Нервно пробежал пальцами по кудрям, по щетине на лице. Стояло раннее утро, но лучи солнца уже ярко освещали палаццо на той стороне водного потока. Оштукатуренные стены дворца покрасили в типичный для Венеции розоватый оттенок. «В нашем деле, — подумал Пол, — цвет можно назвать как угодно: хоть „румянцем леди“, хоть „опунцией“. Но как найти правильное слово, чтобы описать этот оттенок?»
Он вдохнул ставший привычным запах канала. «Сегодня будет жуткая жара». Посмотрел вниз: зеленая пучина манила прохладой. Обычно его зачаровывали и отражения стрельчатых окон в воде, и крики гондольеров, и игра света с тенью, но сейчас купец мог думать лишь об одном. «Моя гондола уплыла, — раздраженно повторял Пол про себя, — и нет смысла гадать, в каком направлении. Джона, конечно, и след простыл».
— Керью считает, ты катишься в пропасть, — заговорила сидящая на кровати Констанца, словно прочитав его мысли.

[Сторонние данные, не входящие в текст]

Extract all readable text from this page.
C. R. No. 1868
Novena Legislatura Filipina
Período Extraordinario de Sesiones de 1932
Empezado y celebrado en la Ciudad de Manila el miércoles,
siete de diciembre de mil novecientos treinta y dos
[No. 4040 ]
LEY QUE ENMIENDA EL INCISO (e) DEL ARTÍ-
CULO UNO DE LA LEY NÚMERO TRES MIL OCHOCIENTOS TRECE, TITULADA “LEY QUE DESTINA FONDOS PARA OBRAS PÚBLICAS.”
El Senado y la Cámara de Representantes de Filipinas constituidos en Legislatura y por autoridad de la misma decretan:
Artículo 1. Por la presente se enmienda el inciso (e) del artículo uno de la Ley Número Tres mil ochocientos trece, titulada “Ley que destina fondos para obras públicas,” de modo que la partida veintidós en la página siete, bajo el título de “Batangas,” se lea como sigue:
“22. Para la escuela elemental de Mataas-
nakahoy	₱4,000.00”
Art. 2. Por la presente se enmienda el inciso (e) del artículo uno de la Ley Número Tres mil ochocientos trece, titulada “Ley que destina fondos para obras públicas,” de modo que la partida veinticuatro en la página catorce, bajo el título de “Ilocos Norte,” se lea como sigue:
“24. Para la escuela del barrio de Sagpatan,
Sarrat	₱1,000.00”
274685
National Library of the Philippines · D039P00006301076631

— Ах, так вот оно что! — ехидно отозвался Пиндар. — Еще есть новости?
— В Венеции об этом знает каждый торговец.
— Продолжай.
— Ты забросил дела. Проиграл все деньги. Или пропил. — Куртизанка словно решила, что терять нечего. — Позоришь уважаемую компанию.
— Это сказал мой слуга?! — возмутился Пол.
— Нет, думаю, это слова твоего друга Джонса, — нервно добавила Фабия.
— Мм… — Пиндара снова затошнило, и он прикрыл глаза.